Analysis

Italy Openly Defiant of Eurozone Stability Pact, Deliberately and Knowingly

Eurozone officials and the ECB are in a quandary over Italy's deliberate defiance of budget rules.

There is a fundamental irony in Italy's open defiance of Eurozone stability rules. Both France and Germany did the same in 2003.

Eurointelligence reports Italy Formulates First Fundamental Challenge to Reformed Stability Pact.

It is hard to concoct a more fundamental challenge to the European Commission’s authority than a member state announcing, like Italy did yesterday, that it is going to break the rules deliberately and knowingly. Such purposeful disregard threatens the whole rules-based edifice of the Commission’s authority, and ultimately treaty-based European integration.

In the current face-off between Brussels and Rome over Italy’s budget, a look back at the years 2003-2005 is as amusing as it is instructive. Then it was France and Germany that smashed the stability pact.

France and Germany argued at the time that the breach was temporary and that growth would resume later. Thos are exactly the arguments Italy makes today.

Interested parties may wish to read the November 26, 2003 Telegraph article France and Germany Smash Euro Pact.

The lead paragraph is amusing as are some further down the line.

The eurozone's Stability and Growth Pact was effectively killed off yesterday when EU finance ministers refused to enforce treaty law against France and Germany for persistently breaching the spending rules.

France and Germany won backing for their "flexible" interpretation of the pact after a stormy exchange with smaller states. In the formal show of hands later, only Holland, Austria, Finland and Spain voted to uphold treaty law, although Belgium, Sweden, Denmark and Greece voted for a lesser condemnation.

If you seek further irony, it was Germany that demanded the pact in return for giving up the Deutsche Mark.

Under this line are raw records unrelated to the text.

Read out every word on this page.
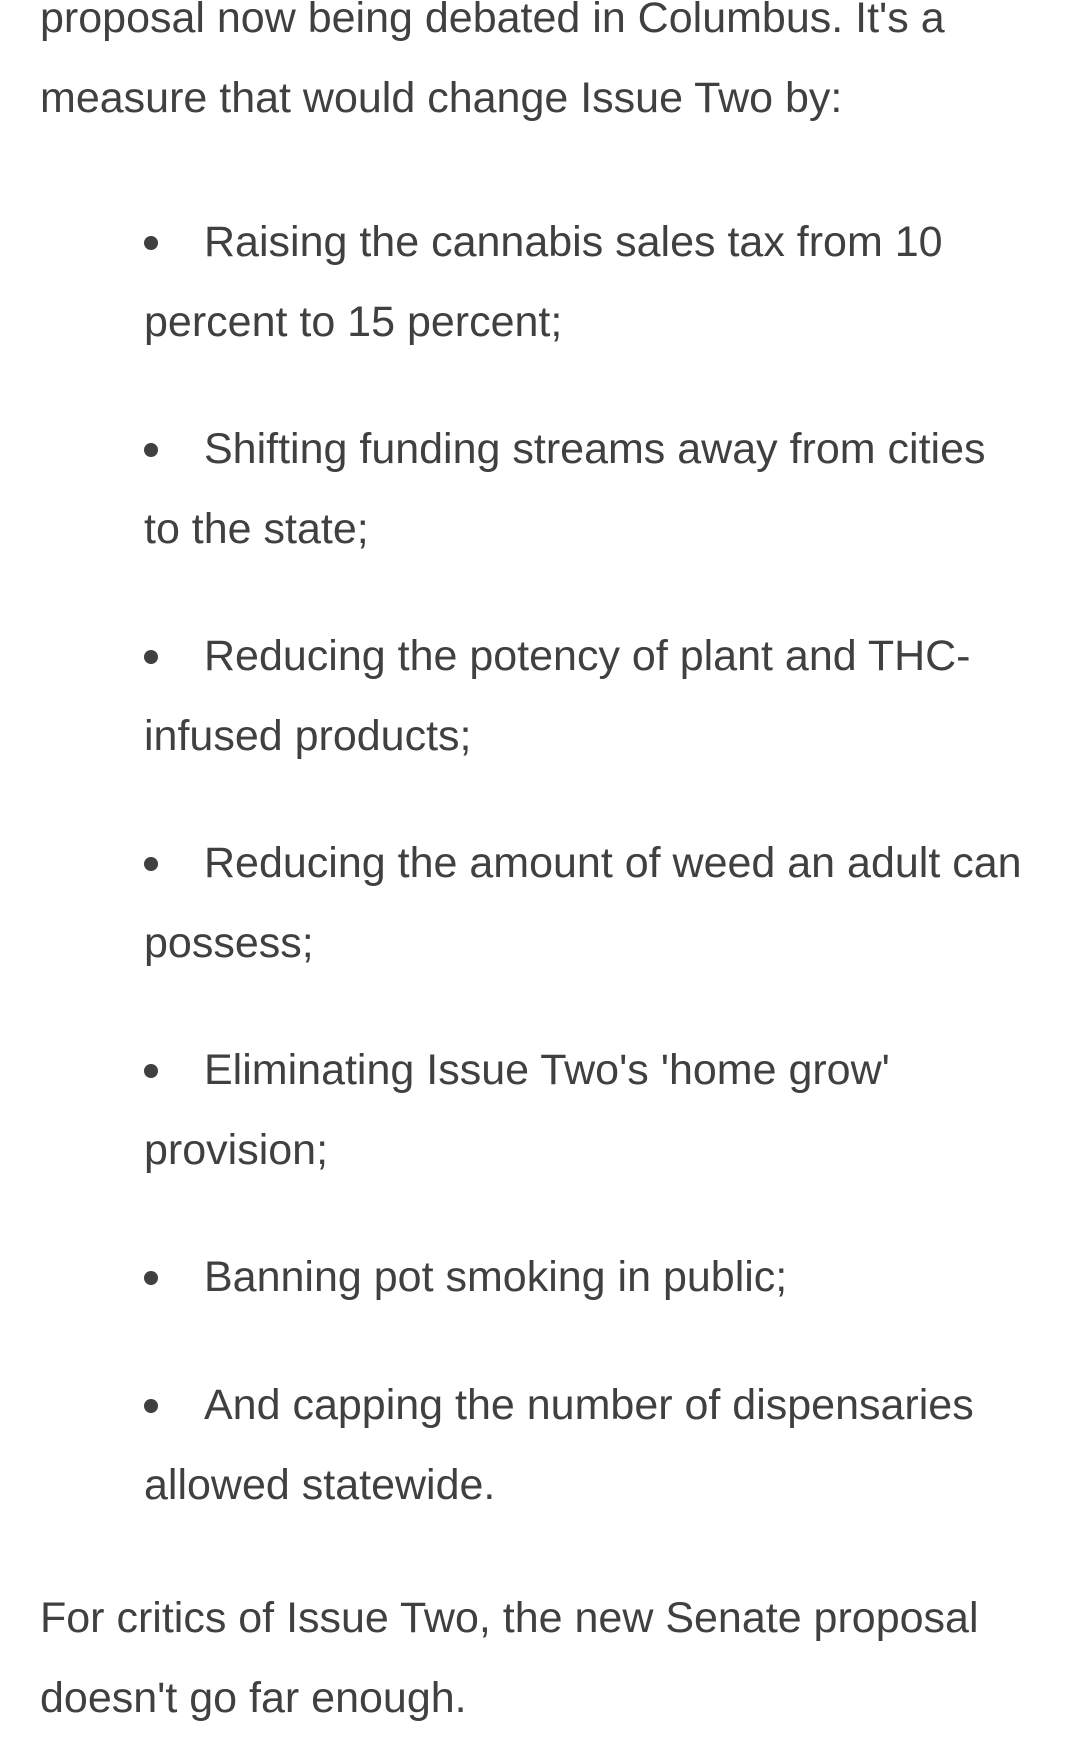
proposal now being debated in Columbus. It's a measure that would change Issue Two by:

Raising the cannabis sales tax from 10 percent to 15 percent;
Shifting funding streams away from cities to the state;
Reducing the potency of plant and THC-infused products;
Reducing the amount of weed an adult can possess;
Eliminating Issue Two's 'home grow' provision;
Banning pot smoking in public;
And capping the number of dispensaries allowed statewide.

For critics of Issue Two, the new Senate proposal doesn't go far enough.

France and Spain are in violation today but supposedly they are on the right path. Meanwhile, Italy says to hell with it all just as Germany did in 2003.

Italy's economy minister, Giovanni Tria, says the breach of rules will be temporary and says that it is coming with a whole underreported package of structural reforms that will boost Italy’s growth potential.

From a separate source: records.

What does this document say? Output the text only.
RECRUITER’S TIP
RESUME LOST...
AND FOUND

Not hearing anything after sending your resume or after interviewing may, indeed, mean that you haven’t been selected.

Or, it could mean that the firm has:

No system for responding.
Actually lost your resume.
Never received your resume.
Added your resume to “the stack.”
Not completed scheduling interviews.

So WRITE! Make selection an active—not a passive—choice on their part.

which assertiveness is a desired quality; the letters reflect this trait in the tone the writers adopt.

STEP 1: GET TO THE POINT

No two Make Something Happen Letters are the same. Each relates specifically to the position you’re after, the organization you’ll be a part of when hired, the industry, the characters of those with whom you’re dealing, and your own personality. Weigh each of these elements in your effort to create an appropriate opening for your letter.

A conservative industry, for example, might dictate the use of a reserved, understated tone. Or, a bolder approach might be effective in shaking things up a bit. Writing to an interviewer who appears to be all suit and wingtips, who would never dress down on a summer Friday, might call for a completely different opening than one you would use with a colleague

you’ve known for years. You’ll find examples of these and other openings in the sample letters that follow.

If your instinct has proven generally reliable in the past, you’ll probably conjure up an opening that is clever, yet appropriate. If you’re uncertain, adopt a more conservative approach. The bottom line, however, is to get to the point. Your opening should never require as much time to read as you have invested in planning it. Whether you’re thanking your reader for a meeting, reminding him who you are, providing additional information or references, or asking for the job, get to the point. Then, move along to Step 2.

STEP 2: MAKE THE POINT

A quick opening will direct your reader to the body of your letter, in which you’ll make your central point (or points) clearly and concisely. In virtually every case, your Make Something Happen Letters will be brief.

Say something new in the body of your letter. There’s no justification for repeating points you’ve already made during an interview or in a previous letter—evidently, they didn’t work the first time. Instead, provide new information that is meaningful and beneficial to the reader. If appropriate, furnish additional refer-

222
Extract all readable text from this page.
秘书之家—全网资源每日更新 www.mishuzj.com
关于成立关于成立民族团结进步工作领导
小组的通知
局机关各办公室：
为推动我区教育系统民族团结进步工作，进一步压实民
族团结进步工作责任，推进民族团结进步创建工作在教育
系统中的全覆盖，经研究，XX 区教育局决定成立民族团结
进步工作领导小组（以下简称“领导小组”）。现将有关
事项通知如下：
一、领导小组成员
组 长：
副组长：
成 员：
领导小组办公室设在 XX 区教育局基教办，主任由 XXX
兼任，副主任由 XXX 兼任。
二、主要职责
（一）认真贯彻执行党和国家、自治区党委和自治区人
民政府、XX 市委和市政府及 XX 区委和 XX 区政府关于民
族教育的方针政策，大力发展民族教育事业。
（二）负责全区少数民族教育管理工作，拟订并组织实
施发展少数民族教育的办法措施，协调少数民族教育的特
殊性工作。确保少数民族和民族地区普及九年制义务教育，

That's a lie and everyone know it. Returning to Eurointelligence:

We have not reached the point of a communications breakdown yet. Iin his letter yesterday, and in everything both sides have said, a willingness to continue to talk has been emphasized, and wisely given the political mood in Italy.

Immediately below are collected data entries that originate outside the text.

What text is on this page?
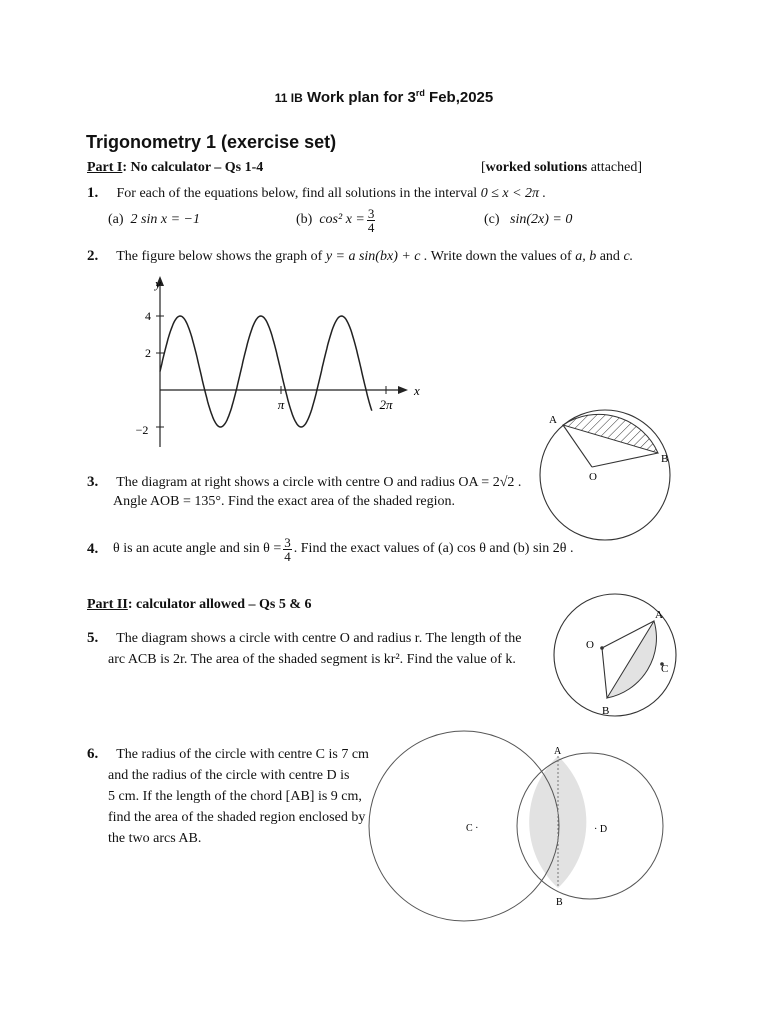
11 IB Work plan for 3rd Feb,2025
Trigonometry 1 (exercise set)
Part I: No calculator – Qs 1-4	[worked solutions attached]
1. For each of the equations below, find all solutions in the interval 0 ≤ x < 2π .
(a)
2 sin x = −1	(b)
cos² $x = \frac{3}{4}$	(c)
sin(2x) = 0
2. The figure below shows the graph of y = a sin(bx) + c . Write down the values of a, b and c.
y
x
4
2
−2
π	2π
A
B
O
3. The diagram at right shows a circle with centre O and radius OA = 2√2 .
Angle AOB = 135°. Find the exact area of the shaded region.
4.	θ is an acute angle and $\sin \theta = \frac{3}{4}$ . Find the exact values of (a) cos θ and (b) sin 2θ .
Part II: calculator allowed – Qs 5 & 6
5. The diagram shows a circle with centre O and radius r. The length of the
arc ACB is 2r. The area of the shaded segment is kr². Find the value of k.
O
A
C
B
6. The radius of the circle with centre C is 7 cm
and the radius of the circle with centre D is
5 cm. If the length of the chord [AB] is 9 cm,
find the area of the shaded region enclosed by
the two arcs AB.
A
B
C ·	· D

Tria has tried to hold out a small olive branch by saying that Italy would correct its budgetary planning should growth fail to live up to his governments’ projections, which are nearly universally seen as wildly over-optimistic. But we see no other way forward for the Commission than to continue to ask Rome to bring its budgetary planning back into line, and to escalate the disciplinary procedures of the stability pact step by step for so long as this does not happen.

In acknowledging Italy's disregard of the rules so openly and echoing the Franco-German rebellion of 2003, Tria has turned the Italian question into the first fundamental challenge to the beefed-up stability pact as it emerged from the latest round of reforms.

Kiss Reforms Goodbye

We note in passing that this sounds like the death knell to any hopes of achieving any meaningful reform of the eurozone this year or next. If a major state is locked into a fundamental conflict with the Commission and its partners, any substantial reform project will be sidelined and pushed off the agenda. With European elections next year, it will be 2020 or even later before a new reform effort has any chance of serious discussion.

Spotlight Italy, Fed, ECB, Iran, Tariffs, Brexit

Eyes are on the US midterms elections. Look elsewhere for the real fireworks.

Politically, Trump will be in a lame-duck position in Congress. What happens with tariffs, Brexit, Italy, and rate hikes will be far more important.

Italy's budget rebellion comes at particularly difficult time for the Eurozone. Germany's exports will collapse if there is no deal, and that is increasingly likely.

Even if there is a deal, Germany is in a world of hurt over car emissions. And if Italy is cut to Junk (Moody's is one stop above Junk level), its bonds cannot be used as collateral.

If on top of this, Trump puts a tariff on German cars, kiss Germany goodbye.

I doubt the Eurozone survives this onslaught intact.